• 248
    heybemize son olarak güven duygusunu da eklediğimiz bir maç oldu. neyin güveni...
    takım son çeyrek dilimde gol de yese bunu çıkarır duygusu, kötü oynasa da en azından asy'de kolay kolay puan vermez hissi.

    bu senenin kilit noktası; üzerine koymak...
    sene başında dağılmış bir camia, teknik direktöründen; futbolcusuna, başkanına, yönetimine kadar her yerimizden tedirginlik akıyordu. önce oyunu ele aldık. oynadığımız güzel futbol, en azından büyük takım gibi oynama hali, bir şeylerin başlangıcı oldu. giderek hırslı oyunumuza akıl koymaya başladık. ve son olarak da iki maçtır geriden gelerek maç kazanma öz güvenini oturttuk. gelişim böyle bir şey.

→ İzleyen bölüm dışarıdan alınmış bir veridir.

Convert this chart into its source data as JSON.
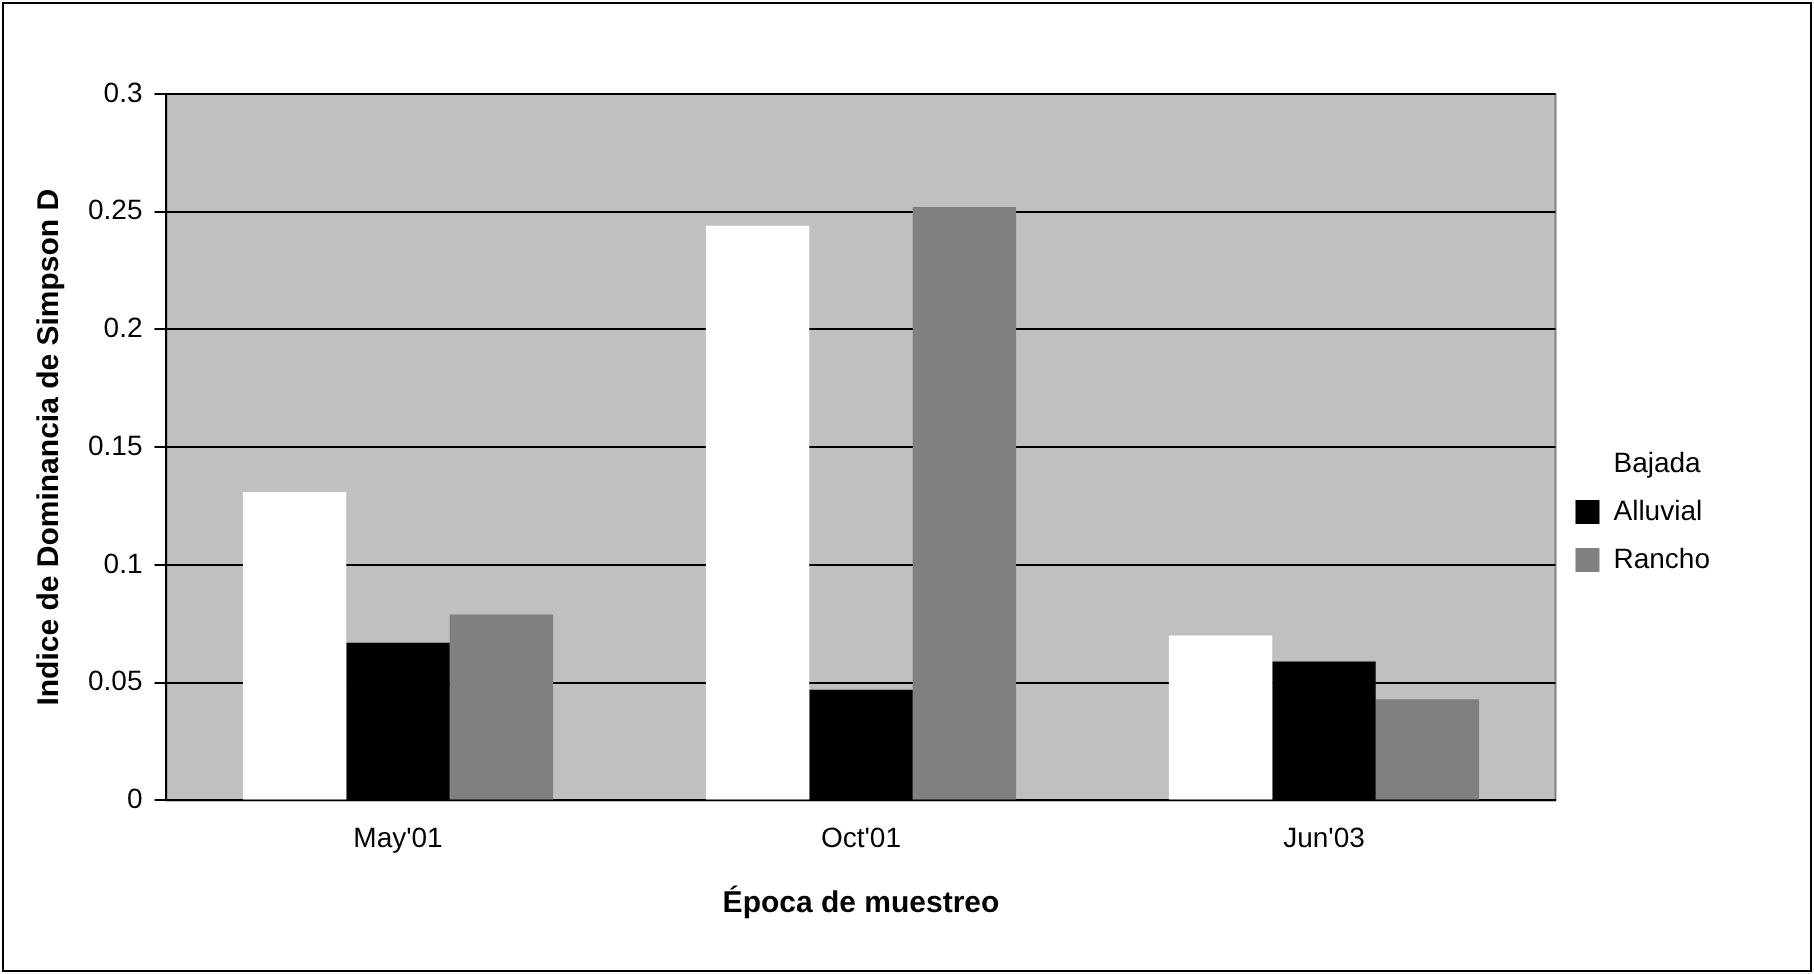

    bu maç özelinde önemsediğim bir nokta var. nasılsa kazanırız düşüncesiyle sahaya çıkmış oyuncular "nasılsa kazandılar" hakikaten de. tıpkı eurobasket 2017'de ispanya ile oynadığımız maçta*, onların bir şekilde bizi yeneceklerinin belli olması gibi. biz de kendimizi, çok iyi oynadık ama gücümüz yetmedi diye teselli etmiştik. halbuki kaba tabirle, sabaha kadar oynansa ispanya kazanırdı. öyle bir hali vardı bu maçın da.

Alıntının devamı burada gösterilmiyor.